OPEN SOURCE SOFTWARE
Some of our products are available for anyone to use.
-
LeoFS
LeoFS is a distributed object storage which offers highly available, distributed, eventually consistent storage system. It supports S3-API, multi data center replication, built-in cache mechanism and so on. It's possible to build in-house fast object storage instead of S3 and to deal with secure files. LeoFS can make a great contribution to reduce cost.
-
Egison
Egison is the pattern-matching-oriented, pure functional programming language. Egison simplifies code by replacing complex nested loops and conditional branches with an intuitive pattern-matching expression. Egison is improving day by day. Recently, we added the facility to handle databases with intuitive Egison pattern-matching. We also released a Ruby extension for Egison pattern-matching.
-
ROMA
ROMA is a distributed key-value store implemented by Ruby. It offers high availability and scalability with pure P2P architecture. The most significant feature of ROMA is flexibility to add customisable functions on ROMA developed by engineers. You can use not only simple strings but also lists on ROMA. Furthermore, the ROMA project also provides various clients for languages such as Ruby, PHP, and Java.
-
Fairy
Fairy is a framework for distributed processing like MapReduce in Ruby. Fairy supports a programming model called filter IF, and various built-in filters. It offers high productivity and simplicity because of its API-like Ruby programming. It's expected to increase productivity.
-
Rakuten MA
Rakuten MA is a morphological analyzer (word segmentor + PoS Tagger) for Chinese and Japanese written purely in JavaScript. It works on modern browsers and node.js, and implements incremental update of models by online machine learning.

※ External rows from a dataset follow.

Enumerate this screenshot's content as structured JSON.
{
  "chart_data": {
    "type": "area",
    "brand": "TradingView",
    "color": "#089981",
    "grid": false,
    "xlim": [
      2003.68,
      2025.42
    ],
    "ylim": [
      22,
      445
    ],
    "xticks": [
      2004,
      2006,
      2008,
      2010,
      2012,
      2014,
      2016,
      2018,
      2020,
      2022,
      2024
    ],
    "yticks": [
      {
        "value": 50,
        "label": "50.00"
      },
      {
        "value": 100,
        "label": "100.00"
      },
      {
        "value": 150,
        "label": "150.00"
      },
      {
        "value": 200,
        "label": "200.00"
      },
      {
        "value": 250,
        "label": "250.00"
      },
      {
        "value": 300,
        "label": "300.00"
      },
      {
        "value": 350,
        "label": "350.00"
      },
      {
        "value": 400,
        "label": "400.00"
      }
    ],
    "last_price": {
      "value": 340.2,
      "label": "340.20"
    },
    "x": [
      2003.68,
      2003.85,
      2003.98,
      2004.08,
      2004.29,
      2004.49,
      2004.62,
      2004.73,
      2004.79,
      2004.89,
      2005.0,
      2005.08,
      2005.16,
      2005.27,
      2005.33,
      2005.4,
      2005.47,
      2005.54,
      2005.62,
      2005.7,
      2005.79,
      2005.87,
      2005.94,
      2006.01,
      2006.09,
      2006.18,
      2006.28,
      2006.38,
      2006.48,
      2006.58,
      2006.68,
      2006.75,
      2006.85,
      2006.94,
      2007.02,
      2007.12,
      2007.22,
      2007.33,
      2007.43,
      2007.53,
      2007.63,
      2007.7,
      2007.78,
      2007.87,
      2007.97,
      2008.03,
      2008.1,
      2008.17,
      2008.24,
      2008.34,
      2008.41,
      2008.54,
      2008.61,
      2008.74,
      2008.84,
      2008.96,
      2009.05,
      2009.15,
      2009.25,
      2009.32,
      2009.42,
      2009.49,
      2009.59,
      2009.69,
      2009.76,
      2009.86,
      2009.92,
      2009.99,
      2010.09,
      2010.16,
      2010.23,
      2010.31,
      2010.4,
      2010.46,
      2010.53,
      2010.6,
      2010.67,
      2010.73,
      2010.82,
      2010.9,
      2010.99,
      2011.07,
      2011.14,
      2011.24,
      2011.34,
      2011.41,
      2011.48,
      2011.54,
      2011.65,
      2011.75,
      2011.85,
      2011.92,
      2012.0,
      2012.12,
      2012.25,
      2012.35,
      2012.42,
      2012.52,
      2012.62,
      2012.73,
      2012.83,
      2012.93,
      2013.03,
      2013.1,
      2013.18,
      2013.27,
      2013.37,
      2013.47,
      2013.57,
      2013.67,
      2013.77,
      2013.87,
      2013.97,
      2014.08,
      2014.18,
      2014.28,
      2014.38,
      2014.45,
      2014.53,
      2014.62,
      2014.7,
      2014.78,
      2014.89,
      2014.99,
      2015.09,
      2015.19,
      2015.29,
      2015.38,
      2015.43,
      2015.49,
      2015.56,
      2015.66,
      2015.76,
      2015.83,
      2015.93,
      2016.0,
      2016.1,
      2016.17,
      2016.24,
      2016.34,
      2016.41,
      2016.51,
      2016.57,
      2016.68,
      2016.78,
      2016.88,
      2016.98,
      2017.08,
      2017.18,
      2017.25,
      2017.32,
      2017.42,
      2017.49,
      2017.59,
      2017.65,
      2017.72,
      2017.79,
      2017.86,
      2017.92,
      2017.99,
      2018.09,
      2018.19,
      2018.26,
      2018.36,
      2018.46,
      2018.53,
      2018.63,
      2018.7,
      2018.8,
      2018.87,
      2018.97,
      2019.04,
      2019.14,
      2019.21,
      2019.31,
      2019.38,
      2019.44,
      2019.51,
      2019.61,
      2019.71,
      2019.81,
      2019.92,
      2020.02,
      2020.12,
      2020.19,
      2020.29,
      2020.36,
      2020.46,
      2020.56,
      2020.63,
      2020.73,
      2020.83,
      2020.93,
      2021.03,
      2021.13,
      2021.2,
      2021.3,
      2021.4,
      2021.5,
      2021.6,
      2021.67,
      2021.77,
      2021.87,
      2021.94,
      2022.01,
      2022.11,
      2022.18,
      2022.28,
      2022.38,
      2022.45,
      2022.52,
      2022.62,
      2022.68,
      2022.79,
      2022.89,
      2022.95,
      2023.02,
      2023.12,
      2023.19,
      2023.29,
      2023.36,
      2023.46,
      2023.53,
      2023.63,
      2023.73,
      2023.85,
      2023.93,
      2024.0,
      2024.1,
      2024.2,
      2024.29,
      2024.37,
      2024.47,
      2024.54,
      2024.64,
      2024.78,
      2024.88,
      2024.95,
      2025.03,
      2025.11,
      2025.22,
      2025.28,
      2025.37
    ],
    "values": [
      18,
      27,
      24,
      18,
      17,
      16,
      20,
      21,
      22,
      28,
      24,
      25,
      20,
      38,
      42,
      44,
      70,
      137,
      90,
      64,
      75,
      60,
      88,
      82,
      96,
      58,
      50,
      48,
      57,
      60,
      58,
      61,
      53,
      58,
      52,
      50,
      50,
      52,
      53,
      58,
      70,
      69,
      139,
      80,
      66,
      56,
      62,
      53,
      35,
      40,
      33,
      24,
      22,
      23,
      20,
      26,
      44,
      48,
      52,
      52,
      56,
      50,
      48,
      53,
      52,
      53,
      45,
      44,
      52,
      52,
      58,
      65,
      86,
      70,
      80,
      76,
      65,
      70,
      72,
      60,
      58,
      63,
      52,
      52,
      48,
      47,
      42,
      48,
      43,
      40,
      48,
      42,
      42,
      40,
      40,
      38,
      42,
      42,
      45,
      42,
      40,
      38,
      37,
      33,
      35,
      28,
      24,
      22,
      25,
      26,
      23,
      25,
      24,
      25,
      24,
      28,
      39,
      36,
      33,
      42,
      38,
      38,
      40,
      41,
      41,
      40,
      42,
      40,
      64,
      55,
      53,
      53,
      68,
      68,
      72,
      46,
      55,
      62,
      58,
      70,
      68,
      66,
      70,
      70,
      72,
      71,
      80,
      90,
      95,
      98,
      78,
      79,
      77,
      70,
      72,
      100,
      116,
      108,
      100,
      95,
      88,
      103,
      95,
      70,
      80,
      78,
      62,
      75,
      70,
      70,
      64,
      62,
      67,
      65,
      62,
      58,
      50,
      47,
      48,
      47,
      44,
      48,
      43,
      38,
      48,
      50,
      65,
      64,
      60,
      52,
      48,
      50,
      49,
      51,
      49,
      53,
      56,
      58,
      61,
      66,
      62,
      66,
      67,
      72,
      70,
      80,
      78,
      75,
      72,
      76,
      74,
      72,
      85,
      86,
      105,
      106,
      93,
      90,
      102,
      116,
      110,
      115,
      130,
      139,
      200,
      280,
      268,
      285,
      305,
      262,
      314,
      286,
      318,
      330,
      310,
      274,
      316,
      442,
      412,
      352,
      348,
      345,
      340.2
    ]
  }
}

It also supports compact model representations and is bundled with Chinese and Japanese models trained from general corpora and e-commerce corpora.
-
Category2Vec
Category2Vec is an implementation of the category vector models [Marui and Hagiwara 2015], and the paragraph vector models [Le and Mikolov 2014]. These programs are based on word2vec [Mikolov et al. 2013a,b] in gensim project [Rahurek 2013]. After training, you can obtain distributed representations for categories, paragraphs, and words. You can also infer a category from a description.
-
RUM: Rakuten Unified Memory
Rakuten Unified Memory, or RUM, is a distributed in-memory data grid proof of concept. RUM enables vertical scaling for applications to as much RAM as is present on the machines in the network. RUM uses user-space networking to by-pass the kernel networking stack, and reduce latency. RUM includes examples for integration with existing application, a key value store, and a representative implementation of s3cmd, enabling RUM to be used as a simple but efficient filesystem.